Registry Tampa Bay

Without any factual basis to back this up, I’m comfortable saying that Elliott Aster in the Vinoy Resort is the hottest dining spot in town.

We had originally planned to go last week, but the place was booked. That’s tends to happen with seven-month-old restaurants in four-star resorts. So we ended up landing a reservation at 5 p.m. Wednesday. Elliott Aster is not the type of place that has early bird specials.

This week’s edition is another Spotlight feature, where we visit a restaurant and compare two contrasting dishes, then — just for fun — I pick a preference, not a winner. Just so you know, this is not an advertorial. Registry Tampa Bay picked up the tab — most of it, least it. I’m a little skittish about submitting the receipt.

Atmosphere

The name evokes the Gilded Age, and thankfully the restaurant doesn’t drip in gold. But Elliott Aster’s capacious interior certainly is majestic: tastefully elegant with impeccable lighting and sound design, and a ceiling high enough for a Steph Curry 3-pointer.

About the name: “Elliott” honors the real estate developer who conceived of the original Vinoy, which opened on New Year’s Eve, 1925. “Aster” refers to a wildflower, native to Florida. Combine the two and you have a historical tribute.
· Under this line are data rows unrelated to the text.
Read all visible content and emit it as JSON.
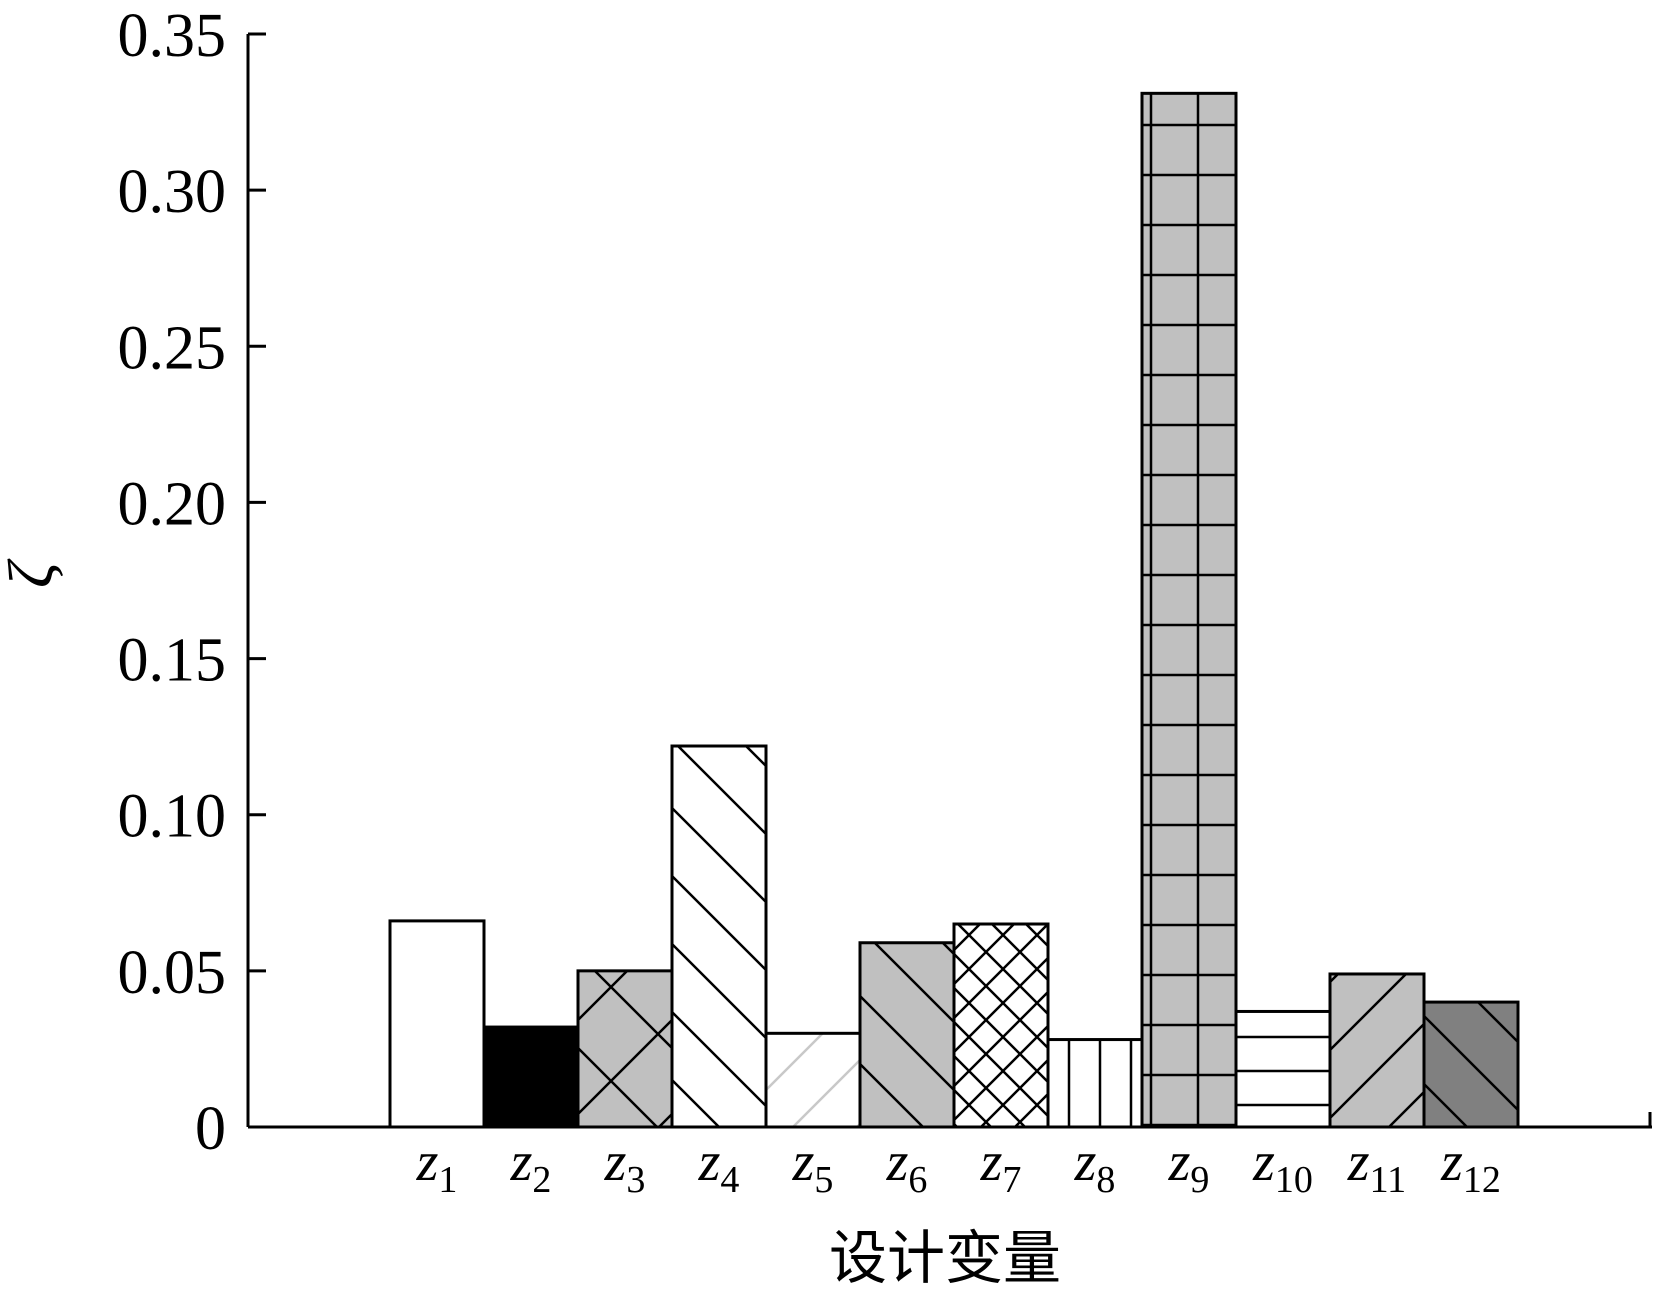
{
  "chart_data": {
    "type": "bar",
    "categories": [
      {
        "base": "z",
        "sub": "1"
      },
      {
        "base": "z",
        "sub": "2"
      },
      {
        "base": "z",
        "sub": "3"
      },
      {
        "base": "z",
        "sub": "4"
      },
      {
        "base": "z",
        "sub": "5"
      },
      {
        "base": "z",
        "sub": "6"
      },
      {
        "base": "z",
        "sub": "7"
      },
      {
        "base": "z",
        "sub": "8"
      },
      {
        "base": "z",
        "sub": "9"
      },
      {
        "base": "z",
        "sub": "10"
      },
      {
        "base": "z",
        "sub": "11"
      },
      {
        "base": "z",
        "sub": "12"
      }
    ],
    "values": [
      0.066,
      0.032,
      0.05,
      0.122,
      0.03,
      0.059,
      0.065,
      0.028,
      0.331,
      0.037,
      0.049,
      0.04
    ],
    "xlabel": "设计变量",
    "ylabel": "ζ",
    "ylim": [
      0,
      0.35
    ],
    "yticks": [
      "0",
      "0.05",
      "0.10",
      "0.15",
      "0.20",
      "0.25",
      "0.30",
      "0.35"
    ],
    "grid": false,
    "legend": "none",
    "bar_styles": [
      {
        "fill": "#ffffff",
        "hatch": "none"
      },
      {
        "fill": "#000000",
        "hatch": "none"
      },
      {
        "fill": "#c0c0c0",
        "hatch": "crosshatch-diagonal-wide"
      },
      {
        "fill": "#ffffff",
        "hatch": "backslash"
      },
      {
        "fill": "#ffffff",
        "hatch": "slash-light"
      },
      {
        "fill": "#c0c0c0",
        "hatch": "backslash"
      },
      {
        "fill": "#ffffff",
        "hatch": "crosshatch-diagonal"
      },
      {
        "fill": "#ffffff",
        "hatch": "vertical"
      },
      {
        "fill": "#c0c0c0",
        "hatch": "grid"
      },
      {
        "fill": "#ffffff",
        "hatch": "horizontal"
      },
      {
        "fill": "#c0c0c0",
        "hatch": "slash"
      },
      {
        "fill": "#808080",
        "hatch": "backslash"
      }
    ]
  }
}
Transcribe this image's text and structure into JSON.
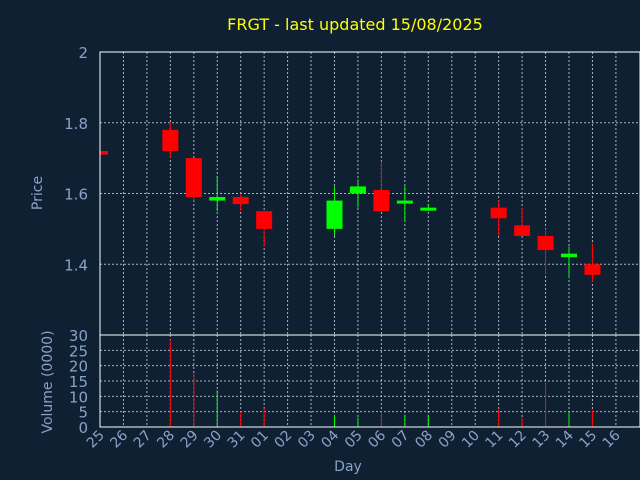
{
  "chart_data": {
    "type": "candlestick",
    "title": "FRGT - last updated 15/08/2025",
    "xlabel": "Day",
    "ylabel_price": "Price",
    "ylabel_volume": "Volume (0000)",
    "x_ticks": [
      "25",
      "26",
      "27",
      "28",
      "29",
      "30",
      "31",
      "01",
      "02",
      "03",
      "04",
      "05",
      "06",
      "07",
      "08",
      "09",
      "10",
      "11",
      "12",
      "13",
      "14",
      "15",
      "16"
    ],
    "price_ylim": [
      1.2,
      2.0
    ],
    "price_ticks": [
      "1.4",
      "1.6",
      "1.8",
      "2"
    ],
    "volume_ylim": [
      0,
      30
    ],
    "volume_ticks": [
      "0",
      "5",
      "10",
      "15",
      "20",
      "25",
      "30"
    ],
    "grid": true,
    "up_color": "#00ff00",
    "down_color": "#ff0000",
    "candles": [
      {
        "day": "25",
        "open": 1.72,
        "high": 1.72,
        "low": 1.71,
        "close": 1.71,
        "volume": 0
      },
      {
        "day": "28",
        "open": 1.78,
        "high": 1.8,
        "low": 1.7,
        "close": 1.72,
        "volume": 28.5
      },
      {
        "day": "29",
        "open": 1.7,
        "high": 1.7,
        "low": 1.58,
        "close": 1.59,
        "volume": 17.5
      },
      {
        "day": "30",
        "open": 1.58,
        "high": 1.65,
        "low": 1.55,
        "close": 1.59,
        "volume": 12
      },
      {
        "day": "31",
        "open": 1.59,
        "high": 1.6,
        "low": 1.55,
        "close": 1.57,
        "volume": 5
      },
      {
        "day": "01",
        "open": 1.55,
        "high": 1.55,
        "low": 1.45,
        "close": 1.5,
        "volume": 6
      },
      {
        "day": "04",
        "open": 1.5,
        "high": 1.62,
        "low": 1.48,
        "close": 1.58,
        "volume": 4
      },
      {
        "day": "05",
        "open": 1.6,
        "high": 1.64,
        "low": 1.56,
        "close": 1.62,
        "volume": 3
      },
      {
        "day": "06",
        "open": 1.61,
        "high": 1.69,
        "low": 1.55,
        "close": 1.55,
        "volume": 5
      },
      {
        "day": "07",
        "open": 1.58,
        "high": 1.62,
        "low": 1.52,
        "close": 1.58,
        "volume": 4
      },
      {
        "day": "08",
        "open": 1.56,
        "high": 1.57,
        "low": 1.55,
        "close": 1.56,
        "volume": 4
      },
      {
        "day": "11",
        "open": 1.56,
        "high": 1.58,
        "low": 1.48,
        "close": 1.53,
        "volume": 6
      },
      {
        "day": "12",
        "open": 1.51,
        "high": 1.56,
        "low": 1.48,
        "close": 1.48,
        "volume": 3
      },
      {
        "day": "13",
        "open": 1.48,
        "high": 1.5,
        "low": 1.37,
        "close": 1.44,
        "volume": 14.5
      },
      {
        "day": "14",
        "open": 1.42,
        "high": 1.45,
        "low": 1.36,
        "close": 1.43,
        "volume": 5
      },
      {
        "day": "15",
        "open": 1.4,
        "high": 1.46,
        "low": 1.35,
        "close": 1.37,
        "volume": 5.5
      }
    ]
  }
}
We chose to eat in the dining room behind the bar, and were seated in a quiet corner banquette.

The service was impeccable but in no way stuffy. I’d like to think the days of condescending waiters is a thing of the past — other than in France. Dara was friendly, informal, and very helpful in painting word picture of the dishes.

We ordered the 8 oz. Chatel Farms Filet ($65); the Mediterranean Sea Bream ($46), a fish we’d never tried; Crispy Fingerling Potatoes and Grilled Broccolini ($12 each).

Appearance

There’s no getting around it — a boneless, 8-oz. piece of steak on a full-size white plate looks rather lonely. Because everything at Elliott Aster is a la carte, the sides came on their own plates. They were generous helpings, especially the potatoes.

The bream (photo at top) made a more artful impression. It was covered in green herbs and a fennel-and-artichoke salad.

Taste and Texture

Served as a whole fish (sans the head, thank you), the bream was more meaty than flaky — which I appreciated — and had a flavor that bordered on bold, but not “fishy.” The skin offered a subtle crust that accented the flesh. The accompanying salad added further complexity.

The dish was a tad oily, but not in an off-putting way. I asked Dara about it, and she said that’s because — ta-da — it includes olive oil. “Too much?” she asked casually. I dispensed with the hems and haws and replied, “Maybe a little.” She thanked me and explained that she likes to get feedback from diners to give to the kitchen. Hold up! What restaurant does this? Um, really good ones?

While the menu did not say the filet mignon was Prime beef, all the other steaks were Prime. It was expertly wood-grilled medium rare, had an earthy flavor, and ate bigger than it looked.

I’m not much for broccoli, but it was the only green vegetable on the menu. The generous pile consisted of long, thin stalks and small heads (does that make it “ini”?). The dish was dusted with garlic bread crumbs; a lemon vinaigrette added a nice zip. This was some good broccoli — excuse me, broccolini.

The potatoes were crispy on the outside, appropriately mushy on the inside — and tasty. I asked Dara if the restaurant had sour cream. She paused, gave an uncertain look, and said, “mmm, let me check.” Dara came back a few minutes later with a small silver bowl of the stuff. “Did you have to go the supermarket?” I teased. No, she had foraged and found sour cream in the room-service kitchen. Like I said, the service was excellent.

In Keeping with FFF Tradition, My Preference Between the Entrees Is …

Mediterranean Sea Bream.

It was something new, something different, a fish dish creatively conceived and prepared. There’s only so much you can do with a filet mignon other than season, cook and serve it well. Elliott Aster did all three.